With styrenic plants in China operating mostly at 60-70% capacity, demand for SM is expected to stay relatively weak in the near term.

Spot prices declined by $30/tonne to around $1,380/tonne CFR China this week as a number of traders liquidated their cargoes to lock in profits.

The fall in WTI crude futures to $88/bbl from $92/bbl the week before weighed down SM values in Asia. The sharp contraction in Spain’s economy stoked fears of a possible escalation in the eurozone debt crisis.

Demand for crude is expected to come under downward pressure leading to the decline in energy futures in the week as the US and Chinese economy faces headwinds.

Demand for styrenic resins remains mostly lacklustre despite the start of the third-quarter Chinese manufacturing season for exports.

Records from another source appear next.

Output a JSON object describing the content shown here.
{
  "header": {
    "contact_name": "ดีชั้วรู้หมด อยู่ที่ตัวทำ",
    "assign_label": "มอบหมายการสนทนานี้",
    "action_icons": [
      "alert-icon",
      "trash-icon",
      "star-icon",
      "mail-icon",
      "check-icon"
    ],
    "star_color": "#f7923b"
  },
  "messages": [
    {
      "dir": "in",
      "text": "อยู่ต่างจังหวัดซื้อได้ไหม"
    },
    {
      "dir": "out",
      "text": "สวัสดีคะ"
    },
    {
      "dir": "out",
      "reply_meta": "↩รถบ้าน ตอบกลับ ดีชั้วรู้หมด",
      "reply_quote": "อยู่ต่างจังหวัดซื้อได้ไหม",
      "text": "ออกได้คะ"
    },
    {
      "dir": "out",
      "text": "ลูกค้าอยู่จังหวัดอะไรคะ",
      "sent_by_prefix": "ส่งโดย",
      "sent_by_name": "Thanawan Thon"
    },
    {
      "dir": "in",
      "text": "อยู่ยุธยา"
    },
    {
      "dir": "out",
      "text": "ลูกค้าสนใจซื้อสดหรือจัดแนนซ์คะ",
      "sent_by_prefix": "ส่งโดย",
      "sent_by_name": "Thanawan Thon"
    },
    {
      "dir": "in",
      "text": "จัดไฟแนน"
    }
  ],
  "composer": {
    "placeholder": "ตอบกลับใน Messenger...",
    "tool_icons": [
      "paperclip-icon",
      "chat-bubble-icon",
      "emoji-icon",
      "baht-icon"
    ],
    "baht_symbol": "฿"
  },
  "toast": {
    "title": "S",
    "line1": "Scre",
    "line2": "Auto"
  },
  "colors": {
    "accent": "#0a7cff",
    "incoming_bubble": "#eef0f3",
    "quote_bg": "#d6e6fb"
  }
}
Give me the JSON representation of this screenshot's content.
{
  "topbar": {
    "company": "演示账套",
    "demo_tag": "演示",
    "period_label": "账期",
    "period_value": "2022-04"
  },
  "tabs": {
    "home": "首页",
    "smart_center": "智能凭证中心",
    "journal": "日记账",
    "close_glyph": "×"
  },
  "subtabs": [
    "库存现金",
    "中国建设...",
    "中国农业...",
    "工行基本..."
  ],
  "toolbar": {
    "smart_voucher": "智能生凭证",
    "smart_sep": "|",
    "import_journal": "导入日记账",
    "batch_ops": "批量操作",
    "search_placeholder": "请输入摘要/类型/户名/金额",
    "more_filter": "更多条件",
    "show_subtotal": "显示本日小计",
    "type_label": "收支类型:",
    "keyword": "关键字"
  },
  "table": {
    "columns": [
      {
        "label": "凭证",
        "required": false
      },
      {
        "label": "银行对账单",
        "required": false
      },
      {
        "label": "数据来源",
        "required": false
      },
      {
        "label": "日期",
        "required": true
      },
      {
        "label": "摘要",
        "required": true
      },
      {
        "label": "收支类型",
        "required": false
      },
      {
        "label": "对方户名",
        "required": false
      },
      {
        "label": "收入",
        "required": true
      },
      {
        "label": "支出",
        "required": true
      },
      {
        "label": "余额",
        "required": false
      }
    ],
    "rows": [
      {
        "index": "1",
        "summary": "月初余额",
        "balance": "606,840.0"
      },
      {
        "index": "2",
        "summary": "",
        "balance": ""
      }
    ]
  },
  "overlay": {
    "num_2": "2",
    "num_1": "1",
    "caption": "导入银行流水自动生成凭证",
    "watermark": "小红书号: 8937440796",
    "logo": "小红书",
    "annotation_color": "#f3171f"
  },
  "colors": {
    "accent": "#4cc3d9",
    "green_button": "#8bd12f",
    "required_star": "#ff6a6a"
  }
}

“Buying momentum has slowed down as end-users have replenished some inventories over the past several weeks,” said a resins dealer in Hong Kong.

“There is a lack of a significant ramp-up at styrenic plants in general, so consumption of SM has not improved sharply,” said a Chinese trader.

SM inventory levels along eastern China’s shore tanks were at around 96,800 tonnes for the week ended 20 July, down from the peak of 151,000 tonnes on 3 February this year. Stocks were drawn down at a slower pace compared with the year before where inventories were down to 68,000 tonnes on 22 July 2011 from the peak of 160,000 tonnes on 11 February 2011.

“Generally, SM demand could be growing at a slower pace this year given the weak economic backdrop globally,” said a broker in China.

Although SM prices have pulled back this week, players generally believe that the uptrend will remain intact. The manufacturing season in China will likely bolster consumption of resins in the third quarter and sustain demand for SM.

Political tensions in the Middle East, coupled with European and US governments’ efforts to prop up their own economies, will likely keep prices of assets, such as crude oil, buoyant and put a floor below petrochemical prices, including that of SM.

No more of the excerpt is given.